The way I understand this problem is one in which two kinds of movements will be effected on the object; a translocation and a rotation.
In the translocation the COG shifts its location on an external xyz axis. Every other point that can be drawn in the object suffers an identical translocation as the COG, thus the objects indeed moved rigidly.
In the rotation, the COG doesn't translocate (deltax + deltay + deltaz = 0), but every other point in the object does move, and the magnitude of the displacement is correlated to the distance of given point to COG.
This is, COG just translocated, but doesnt alter by the rotate. The final location of any other point can be obtained as the summatory of the magnitude of both movements.
What's interesting here, and the bottomline of your inquiry, is what happens if you fix a reference point tau and rotate. This is what I think:
fixing a point implies no translocation/rotation occurs at the reference tau as the object is rotated; but
the magnitude of the rotation correlates to the magnitude of a COG translocation. In other words, the COG
now translocates a |deltax + deltay + delta z| >> 0 as the object now rotates around tau.

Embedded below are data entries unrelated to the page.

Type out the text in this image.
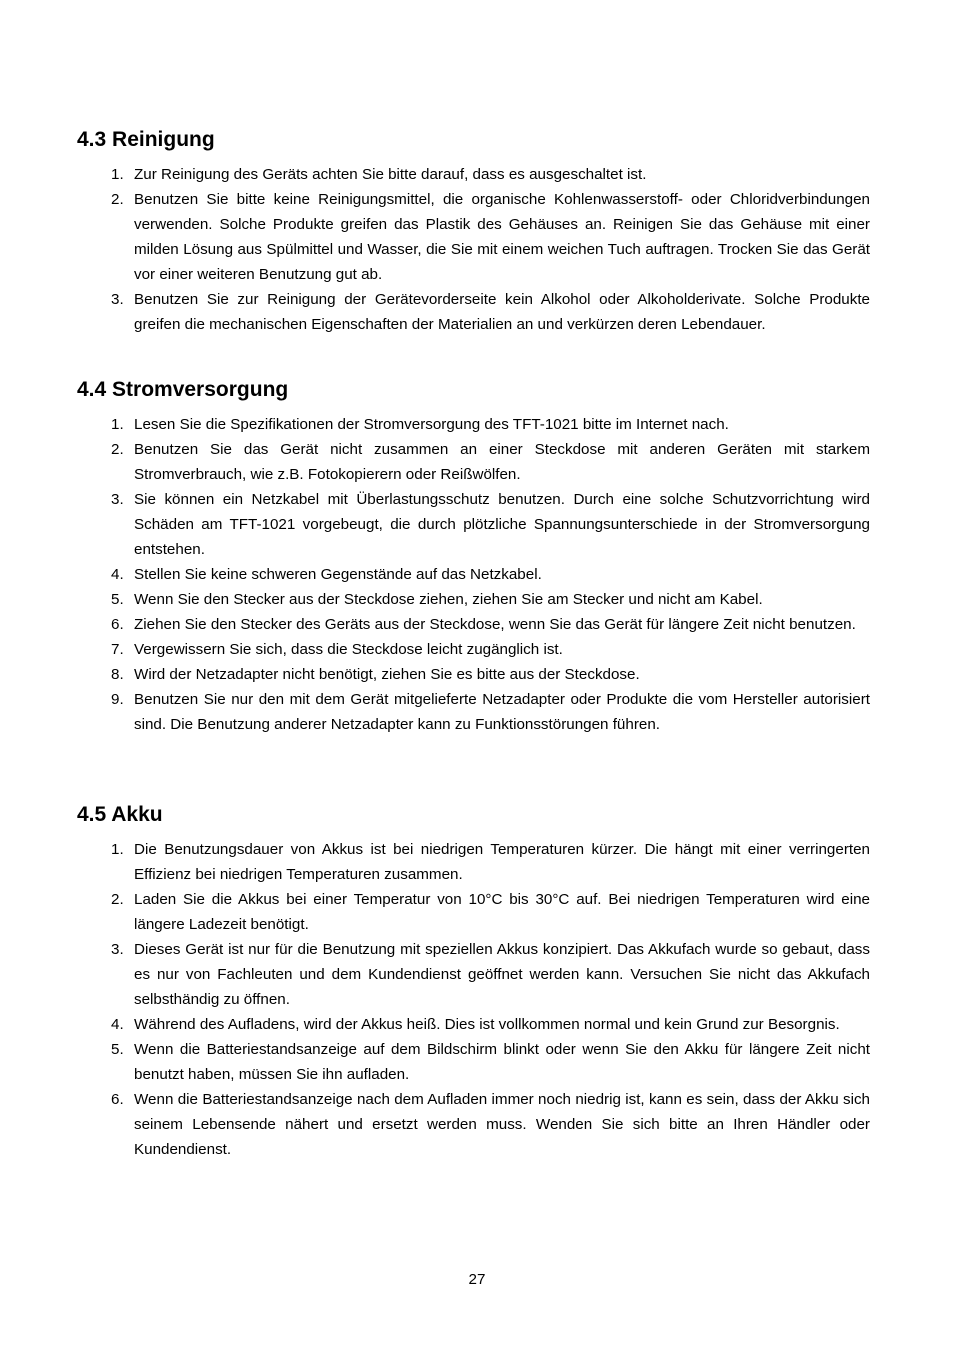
4.3 Reinigung
1. Zur Reinigung des Geräts achten Sie bitte darauf, dass es ausgeschaltet ist.
2. Benutzen Sie bitte keine Reinigungsmittel, die organische Kohlenwasserstoff- oder Chloridverbindungen verwenden. Solche Produkte greifen das Plastik des Gehäuses an. Reinigen Sie das Gehäuse mit einer milden Lösung aus Spülmittel und Wasser, die Sie mit einem weichen Tuch auftragen. Trocken Sie das Gerät vor einer weiteren Benutzung gut ab.
3. Benutzen Sie zur Reinigung der Gerätevorderseite kein Alkohol oder Alkoholderivate. Solche Produkte greifen die mechanischen Eigenschaften der Materialien an und verkürzen deren Lebendauer.
4.4 Stromversorgung
1. Lesen Sie die Spezifikationen der Stromversorgung des TFT-1021 bitte im Internet nach.
2. Benutzen Sie das Gerät nicht zusammen an einer Steckdose mit anderen Geräten mit starkem Stromverbrauch, wie z.B. Fotokopierern oder Reißwölfen.
3. Sie können ein Netzkabel mit Überlastungsschutz benutzen. Durch eine solche Schutzvorrichtung wird Schäden am TFT-1021 vorgebeugt, die durch plötzliche Spannungsunterschiede in der Stromversorgung entstehen.
4. Stellen Sie keine schweren Gegenstände auf das Netzkabel.
5. Wenn Sie den Stecker aus der Steckdose ziehen, ziehen Sie am Stecker und nicht am Kabel.
6. Ziehen Sie den Stecker des Geräts aus der Steckdose, wenn Sie das Gerät für längere Zeit nicht benutzen.
7. Vergewissern Sie sich, dass die Steckdose leicht zugänglich ist.
8. Wird der Netzadapter nicht benötigt, ziehen Sie es bitte aus der Steckdose.
9. Benutzen Sie nur den mit dem Gerät mitgelieferte Netzadapter oder Produkte die vom Hersteller autorisiert sind. Die Benutzung anderer Netzadapter kann zu Funktionsstörungen führen.
4.5 Akku
1. Die Benutzungsdauer von Akkus ist bei niedrigen Temperaturen kürzer. Die hängt mit einer verringerten Effizienz bei niedrigen Temperaturen zusammen.
2. Laden Sie die Akkus bei einer Temperatur von 10°C bis 30°C auf. Bei niedrigen Temperaturen wird eine längere Ladezeit benötigt.
3. Dieses Gerät ist nur für die Benutzung mit speziellen Akkus konzipiert. Das Akkufach wurde so gebaut, dass es nur von Fachleuten und dem Kundendienst geöffnet werden kann. Versuchen Sie nicht das Akkufach selbsthändig zu öffnen.
4. Während des Aufladens, wird der Akkus heiß. Dies ist vollkommen normal und kein Grund zur Besorgnis.
5. Wenn die Batteriestandsanzeige auf dem Bildschirm blinkt oder wenn Sie den Akku für längere Zeit nicht benutzt haben, müssen Sie ihn aufladen.
6. Wenn die Batteriestandsanzeige nach dem Aufladen immer noch niedrig ist, kann es sein, dass der Akku sich seinem Lebensende nähert und ersetzt werden muss. Wenden Sie sich bitte an Ihren Händler oder Kundendienst.
27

In fact, every other point except tau will be forced to a translocation a magnitude of which varies depending to its distance from tau as well as the magnitude of the rotational move. [I think].
Furthermore, we can imagine a tau = COG. Restricting translocation on the COG means therefore an object that purely rotates but its location otherwise remains static on the external xyz axis. quite like balancing toys; or actual balances.
What's interesting on your question and hypothetical child holding the helicopter is; who's hand is fixing a RL helicopter from any tau point at all (which you seem to define as the point where rotor wing exercises forces upon the helicopter)???